Даже не знаю, какими глазами на это смотрела Катя. Ее словно больше не было здесь, она теперь не имела никакого веса. Если она ничего не значит для Кости, то и для меня она теперь пустое место. Костя увел меня к окну, подальше от озлобленного взгляда жены, которая слала нам в спину шепот проклятий.

– Что сказал врач?

– Все подтвердилось. И все… очень плохо. Это киста. Я ничего в этом не смыслю, но у него сильное воспаление, все может кончиться летально. Черт подери! – он замахнулся и вмазал кулаком по подоконнику – тот чудом не дал трещины. – Это все я виноват.

– Нет, Костя. Это я виновата. Только я. Хочешь, я исчезну?

– Ни в коем случае. Не бросай меня. Не уходи, когда у меня беда.

– Все будет, как ты скажешь. Когда операция?

– Врач сказал, что как можно скорее. Возможно, даже сегодня вечером. Черт, как я переживаю… – Костя стиснул зубы до скрипа. – А если все пойдет не так?

– Боже мой, успокойся, прошу тебя. Верь в то, что все получится. Верь, – просила я и обняла его снова. Он совсем расклеился.

– Спасибо тебе… Яна.

– За что?

– Что не побоялась приехать сюда ради меня. Ведь она…

– Она винит во всем тебя?

– Конечно. Говорит, что это так бог карает меня за то, что я ушел из семьи.

– Не слушай ее.

– Не буду. Я буду слушать только тебя. – Он собрался и глубоко вздохнул. – Отставить панику. Все пройдет успешно. Я так сказал.

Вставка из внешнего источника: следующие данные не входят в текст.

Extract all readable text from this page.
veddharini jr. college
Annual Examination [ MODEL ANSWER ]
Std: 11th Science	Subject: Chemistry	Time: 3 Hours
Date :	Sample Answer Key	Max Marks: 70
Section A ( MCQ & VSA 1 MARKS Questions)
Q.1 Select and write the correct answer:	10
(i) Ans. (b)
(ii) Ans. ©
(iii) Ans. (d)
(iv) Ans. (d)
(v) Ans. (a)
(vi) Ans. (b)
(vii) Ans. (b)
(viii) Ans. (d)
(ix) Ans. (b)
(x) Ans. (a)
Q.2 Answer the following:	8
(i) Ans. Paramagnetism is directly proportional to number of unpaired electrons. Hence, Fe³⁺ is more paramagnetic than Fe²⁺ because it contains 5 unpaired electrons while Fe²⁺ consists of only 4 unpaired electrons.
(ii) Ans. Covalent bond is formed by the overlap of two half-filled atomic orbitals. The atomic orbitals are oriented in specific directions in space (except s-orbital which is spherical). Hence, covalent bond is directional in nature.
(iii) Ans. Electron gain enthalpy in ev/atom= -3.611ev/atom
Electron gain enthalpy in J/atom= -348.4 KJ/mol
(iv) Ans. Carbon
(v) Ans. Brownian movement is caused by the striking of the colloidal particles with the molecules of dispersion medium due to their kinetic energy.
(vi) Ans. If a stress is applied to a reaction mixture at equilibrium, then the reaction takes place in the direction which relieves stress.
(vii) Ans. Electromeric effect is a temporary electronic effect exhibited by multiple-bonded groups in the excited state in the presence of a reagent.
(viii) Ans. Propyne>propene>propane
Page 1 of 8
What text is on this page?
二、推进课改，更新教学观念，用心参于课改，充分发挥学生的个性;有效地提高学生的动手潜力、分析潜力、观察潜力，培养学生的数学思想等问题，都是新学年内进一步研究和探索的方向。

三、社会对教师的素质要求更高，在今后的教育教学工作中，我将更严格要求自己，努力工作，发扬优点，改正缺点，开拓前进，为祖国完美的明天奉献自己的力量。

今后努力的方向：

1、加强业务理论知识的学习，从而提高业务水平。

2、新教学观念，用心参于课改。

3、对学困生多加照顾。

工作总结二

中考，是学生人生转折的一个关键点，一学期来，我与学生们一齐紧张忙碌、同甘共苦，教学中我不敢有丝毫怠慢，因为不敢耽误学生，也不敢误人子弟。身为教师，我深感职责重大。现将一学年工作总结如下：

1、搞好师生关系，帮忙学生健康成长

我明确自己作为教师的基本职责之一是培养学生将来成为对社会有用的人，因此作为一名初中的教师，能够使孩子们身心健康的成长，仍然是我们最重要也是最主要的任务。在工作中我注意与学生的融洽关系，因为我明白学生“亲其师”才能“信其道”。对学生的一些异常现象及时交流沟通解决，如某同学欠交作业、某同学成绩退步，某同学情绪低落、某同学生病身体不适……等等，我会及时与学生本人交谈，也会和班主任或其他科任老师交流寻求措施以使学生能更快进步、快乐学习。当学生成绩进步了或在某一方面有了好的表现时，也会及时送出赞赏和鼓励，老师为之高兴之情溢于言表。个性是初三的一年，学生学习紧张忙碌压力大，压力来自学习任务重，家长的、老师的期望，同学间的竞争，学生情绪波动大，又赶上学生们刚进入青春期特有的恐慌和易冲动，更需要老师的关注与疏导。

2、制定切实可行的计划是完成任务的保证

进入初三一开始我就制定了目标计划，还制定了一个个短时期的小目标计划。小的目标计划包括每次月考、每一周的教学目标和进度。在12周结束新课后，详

– Другое дело, – улыбнулась я и погладила его по бороде. – Держись, я рядом. Я разделю твои переживания надвое.

– Боже, я люблю тебя. Идем, – Костя увлек меня за руку.

– Куда?

– К сыну. Ближайший час его можно посетить. Потом будут готовить к операции.

В коридоре было пусто.

– Они уже там. Ты ведь зайдешь со мной?

– Зайду, – решилась я.

Костя открыл дверь двести седьмой палаты, и я вошла первая. Все взгляды обратились на меня. Алена прижалась к матери, у которой перекосило лицо, мальчуган на кровати тоже посмотрел на меня, но – заинтересованно. Как же сильно он похож на Костю! Его глаза, его носик, губы такой же формы. От матери не взял ничего. Вырастет красавцем. Вот только сейчас он очень плохо выглядел – измученно, устало. По тонкому фарфору словно пошла трещина… Кто оставил ее? Не я ли?